4. Bridal Galleria in San Francisco. The owner was so sweet, and had the best French accent.
Loved the one-shoulder, but it seemed a bit "opening night at the opera" rather than "wedding dress". I'm getting a kick out of the lingerie in the background.

Simple, but I liked this one. (Hello super hero pose!)

5. Glamour Closet in San Francisco. Rad store. They have sample dresses, so designer gowns are sold at a great discount. And the place was impeccable. Like hypoallergenic impeccable. You put little clips on the hangers of the dresses you want to try, and the consultants bring them to you, so customers like me aren't dirtying the gowns up with our grubby hands.
By Lian Carlo. I loved this gown. The lace flowers were sewn on so they popped up a bit. (Ooh! 3-D!) I would have bought it on the spot if it was in my price range. It was originally just under $5000, and was reduced to about $3000. Still too much for me. (And I think I was going for the androgynous look with my hair and makeup that day.)

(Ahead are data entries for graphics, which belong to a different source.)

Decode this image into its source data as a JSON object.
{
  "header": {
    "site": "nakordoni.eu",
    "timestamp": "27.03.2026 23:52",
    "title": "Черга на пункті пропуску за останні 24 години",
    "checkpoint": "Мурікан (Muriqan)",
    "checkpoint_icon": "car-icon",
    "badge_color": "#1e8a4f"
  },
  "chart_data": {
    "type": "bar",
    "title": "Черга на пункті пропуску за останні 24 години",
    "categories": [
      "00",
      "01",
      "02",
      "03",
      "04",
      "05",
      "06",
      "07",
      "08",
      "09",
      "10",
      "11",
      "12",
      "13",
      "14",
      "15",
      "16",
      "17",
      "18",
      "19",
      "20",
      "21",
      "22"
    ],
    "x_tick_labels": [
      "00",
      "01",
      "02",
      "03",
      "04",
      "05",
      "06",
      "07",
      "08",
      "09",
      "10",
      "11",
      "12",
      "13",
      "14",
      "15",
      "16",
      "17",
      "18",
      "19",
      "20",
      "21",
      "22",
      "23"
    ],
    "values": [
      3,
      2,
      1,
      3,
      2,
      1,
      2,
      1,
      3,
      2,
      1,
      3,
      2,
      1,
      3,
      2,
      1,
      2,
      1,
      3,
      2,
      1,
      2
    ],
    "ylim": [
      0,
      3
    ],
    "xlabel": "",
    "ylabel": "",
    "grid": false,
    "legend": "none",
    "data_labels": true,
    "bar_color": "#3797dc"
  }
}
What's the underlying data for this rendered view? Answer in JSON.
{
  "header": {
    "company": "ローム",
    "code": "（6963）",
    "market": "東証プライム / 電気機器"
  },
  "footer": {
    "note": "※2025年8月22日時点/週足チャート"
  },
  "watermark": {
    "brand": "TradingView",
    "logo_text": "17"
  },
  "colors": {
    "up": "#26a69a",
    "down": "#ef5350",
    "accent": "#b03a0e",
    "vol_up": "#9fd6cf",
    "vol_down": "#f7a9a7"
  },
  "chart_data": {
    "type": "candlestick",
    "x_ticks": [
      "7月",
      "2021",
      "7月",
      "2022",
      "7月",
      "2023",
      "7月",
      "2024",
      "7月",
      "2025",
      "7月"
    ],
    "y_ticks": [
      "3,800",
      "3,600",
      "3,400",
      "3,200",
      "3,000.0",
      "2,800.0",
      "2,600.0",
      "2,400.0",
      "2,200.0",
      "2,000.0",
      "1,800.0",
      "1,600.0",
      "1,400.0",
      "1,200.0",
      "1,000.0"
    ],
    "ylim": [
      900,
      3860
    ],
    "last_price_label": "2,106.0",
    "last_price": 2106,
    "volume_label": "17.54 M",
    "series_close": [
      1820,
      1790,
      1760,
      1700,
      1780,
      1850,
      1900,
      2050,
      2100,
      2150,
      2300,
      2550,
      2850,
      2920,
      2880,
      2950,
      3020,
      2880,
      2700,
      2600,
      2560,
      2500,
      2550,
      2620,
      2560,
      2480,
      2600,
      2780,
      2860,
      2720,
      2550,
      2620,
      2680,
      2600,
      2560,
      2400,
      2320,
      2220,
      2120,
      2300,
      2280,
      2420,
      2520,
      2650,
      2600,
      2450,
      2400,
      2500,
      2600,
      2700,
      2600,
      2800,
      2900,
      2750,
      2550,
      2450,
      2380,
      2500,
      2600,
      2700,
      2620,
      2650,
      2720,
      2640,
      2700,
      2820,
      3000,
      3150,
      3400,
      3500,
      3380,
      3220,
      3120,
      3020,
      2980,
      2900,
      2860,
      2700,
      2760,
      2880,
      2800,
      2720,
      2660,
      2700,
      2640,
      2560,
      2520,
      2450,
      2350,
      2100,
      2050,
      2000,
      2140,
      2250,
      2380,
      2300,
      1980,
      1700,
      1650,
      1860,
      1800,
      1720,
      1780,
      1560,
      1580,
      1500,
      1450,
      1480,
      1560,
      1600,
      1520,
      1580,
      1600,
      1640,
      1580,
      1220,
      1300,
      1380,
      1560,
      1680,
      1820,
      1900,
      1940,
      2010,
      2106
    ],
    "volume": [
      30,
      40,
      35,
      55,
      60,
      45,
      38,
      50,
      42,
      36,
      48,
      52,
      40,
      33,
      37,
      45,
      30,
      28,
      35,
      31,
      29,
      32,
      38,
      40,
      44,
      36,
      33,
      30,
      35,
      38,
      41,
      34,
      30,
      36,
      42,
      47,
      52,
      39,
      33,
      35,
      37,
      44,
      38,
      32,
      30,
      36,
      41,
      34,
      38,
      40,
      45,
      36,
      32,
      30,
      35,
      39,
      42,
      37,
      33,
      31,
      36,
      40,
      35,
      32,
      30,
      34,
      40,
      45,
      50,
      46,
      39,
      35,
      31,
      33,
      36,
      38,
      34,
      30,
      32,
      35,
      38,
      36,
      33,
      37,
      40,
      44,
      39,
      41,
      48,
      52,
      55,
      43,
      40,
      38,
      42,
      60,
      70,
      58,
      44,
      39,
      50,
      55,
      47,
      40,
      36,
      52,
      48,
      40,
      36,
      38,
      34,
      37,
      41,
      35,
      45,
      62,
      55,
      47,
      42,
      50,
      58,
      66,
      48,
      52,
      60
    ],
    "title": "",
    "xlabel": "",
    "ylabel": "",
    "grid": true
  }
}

Too tight. I could barely walk. But it had a bow on the top that was very cute indeed.
(Hi there dad! Looking good.)

Sheesh, are you totally sick of me yet? This is only a few of the places I visited, and just a sampling of the dresses I tried on. Everything started to blur together. Looking back, there were many gowns I tried on that I would have been so happy with, but I think I had reached gown overload and nothing was standing out anymore.

Did anyone else have gown overload? How many dresses did you try on to find YOUR dress?